- Stories like "Sleeping Beauty", "Bluebeard", "Rapunzel", "Little Red Riding Hood" and "Snow White" are often this, because the heroines are actually not in a position to do anything when their rescuers arrive... other than stay in their comatose state. Even though the POV is theirs and not the Prince Charming's, the role is the same.
- "Rapunzel" is actually an inversion - the prince does not rescue Rapunzel, he just gets her pregnant, and later on it is her tears that cure his blindness. Also in "Little Red Riding Hood" the eponymous character is too young and the grandmother too old to be really considered a damsel in distress and that the story originally ended unhappily, getting two endings tacked on later (first the wolf being killed by the passing huntsman, later the cutting-open and revelation that the Little Red Riding Hood and granny had survived).
- In "Biancabella and the Snake", Biancabella has her hands cut off and her eyes gouged out, and is driven into exile from her husband. The snake, being her friend, restores her eyes, hands, and ultimately her place.
- In "The Blue Mountains", the hero must suffer a No-Holds-Barred Beatdown for three nights to free the heroine.
- In “The Buried Moon”, the Moon Goddess finds herself trapped on earth and buried alive by monsters.
- In "The Death of Koshchei the Deathless", Marya Morevna is carried off by Koshchei the Deathless, and Prince Ivan must rescue her.
- In "The Frog-Tsarevna", after Prince Ivan stupidly burns his wife's frog skin, she is in the power of Baba Yaga and he must go on The Quest to rescue her.
- In "The Golden Apple Tree and the Nine Peahens", a dragon carries off the queen and her husband must rescue her.
- In "The Goose Girl", the Princess Protagonist is under the power of the servant who took her place and turned her into a goose-girl until the king figures out a way to get her tell her story without breaking her promise not to. (Gender Flip version in the Child Ballad "The Lord of Lorn and the False Steward", Child #271)
- In "The Grateful Prince", the king promises his baby to an ogre, and so takes a peasant girl and leaves his son with peasants. The ogre takes the girl and leaves, but the boy, on growing up, decides he can't possibly live on such a sacrifice and goes to rescue her.
- In "Jorinde and Joringel", Jorinde is turned into a bird by a Wicked Witch and locked away in the witch’s castle. Jorinde’s fiancé Joringel goes on a quest to rescue her, and in the process, the many other bird/maidens that the witch keeps.
- Princess Margaret's Wicked Stepmother casts a spell that changes the beautiful princess into The Laidly Worm of Spindleston Heugh, and it is up to Margaret's brother, Childe Wynd, to save her.
- In The Love of Three Oranges, the heroine is transformed into a bird.
- In "The Maiden from whose Head Pearls fell on combing herself", the heroine is thrown into the sea and is rescued by a fisherman.
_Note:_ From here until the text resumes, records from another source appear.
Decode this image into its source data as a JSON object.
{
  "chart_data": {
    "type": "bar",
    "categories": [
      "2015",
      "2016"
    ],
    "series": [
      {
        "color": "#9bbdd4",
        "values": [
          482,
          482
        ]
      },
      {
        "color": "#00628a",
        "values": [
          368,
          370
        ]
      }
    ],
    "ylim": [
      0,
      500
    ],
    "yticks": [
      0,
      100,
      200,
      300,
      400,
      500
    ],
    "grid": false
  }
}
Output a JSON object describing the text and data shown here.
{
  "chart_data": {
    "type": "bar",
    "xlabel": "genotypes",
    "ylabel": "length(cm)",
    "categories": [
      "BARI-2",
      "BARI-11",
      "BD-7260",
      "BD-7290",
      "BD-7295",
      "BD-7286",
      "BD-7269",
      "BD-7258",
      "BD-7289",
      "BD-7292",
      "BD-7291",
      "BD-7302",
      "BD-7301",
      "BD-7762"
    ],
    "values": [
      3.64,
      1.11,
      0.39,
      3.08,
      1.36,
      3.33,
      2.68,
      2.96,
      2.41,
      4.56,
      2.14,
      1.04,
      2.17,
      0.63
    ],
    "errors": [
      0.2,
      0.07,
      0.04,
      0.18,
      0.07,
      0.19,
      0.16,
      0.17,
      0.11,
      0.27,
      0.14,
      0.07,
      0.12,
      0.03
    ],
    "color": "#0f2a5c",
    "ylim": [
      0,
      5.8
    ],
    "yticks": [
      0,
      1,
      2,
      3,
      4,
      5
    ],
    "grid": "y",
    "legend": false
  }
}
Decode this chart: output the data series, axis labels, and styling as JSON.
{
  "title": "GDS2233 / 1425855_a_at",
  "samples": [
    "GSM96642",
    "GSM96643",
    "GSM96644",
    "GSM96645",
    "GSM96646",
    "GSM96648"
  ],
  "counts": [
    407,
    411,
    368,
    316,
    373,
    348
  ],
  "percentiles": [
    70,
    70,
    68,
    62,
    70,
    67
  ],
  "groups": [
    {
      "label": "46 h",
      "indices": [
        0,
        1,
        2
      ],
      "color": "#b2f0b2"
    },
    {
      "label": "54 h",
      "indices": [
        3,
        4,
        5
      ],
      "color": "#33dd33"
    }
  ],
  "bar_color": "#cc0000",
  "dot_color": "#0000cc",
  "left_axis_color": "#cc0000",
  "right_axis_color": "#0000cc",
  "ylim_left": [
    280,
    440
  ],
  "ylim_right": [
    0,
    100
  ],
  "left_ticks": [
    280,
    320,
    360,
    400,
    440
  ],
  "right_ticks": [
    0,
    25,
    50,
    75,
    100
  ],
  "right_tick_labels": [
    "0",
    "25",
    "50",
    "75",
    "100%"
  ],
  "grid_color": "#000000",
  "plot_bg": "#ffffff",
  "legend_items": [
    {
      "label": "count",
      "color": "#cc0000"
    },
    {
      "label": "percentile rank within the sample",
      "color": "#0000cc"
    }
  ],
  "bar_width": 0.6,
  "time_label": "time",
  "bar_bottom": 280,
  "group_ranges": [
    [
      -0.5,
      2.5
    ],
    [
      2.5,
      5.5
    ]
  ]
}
- Similarly in "The Maiden with the Rose on her Forehead", where the uncle's wife also burns the poor girl all over with a red-hot iron to make her ugly.
- In "Prunella", Prunella is a Wicked Witch's prisoner and she assigns Impossible Tasks; only with the help of the witch's son does she survive.
- In Soria Moria Castle, the three princesses are held prisoner by three trolls and the hero must kill the trolls to rescue them.
- Also in "The Three Princesses of Whiteland".
- In Tsarevich Petr and the Wizard, the hero's Missing Mom. Also the three princesses he meets while searching for her.
- In "The Two Brothers", collected by The Brothers Grimm, and "The Three Princes and their Beasts", collected by Andrew Lang, the hero saves the princess from the dragon.
- "The Yellow Dwarf" has Princess Toutebelle, who gets kidnapped by the titular dwarf on the day she was to marry the King of the Gold Mines. The King tries to rescue her, but the dwarf kills him, and she dies of a broken heart.
- In "The Young Slave", the heroine is the illegitimate niece of a lord, whose wife finds her in enchanted sleep and, in a fit of jealousy, beats her, knocking loose the comb that had kept her asleep, and turns her into a slave, abusing her so severely she thinks of killing herself. One day, her uncle hears her lamenting her woes and saves her.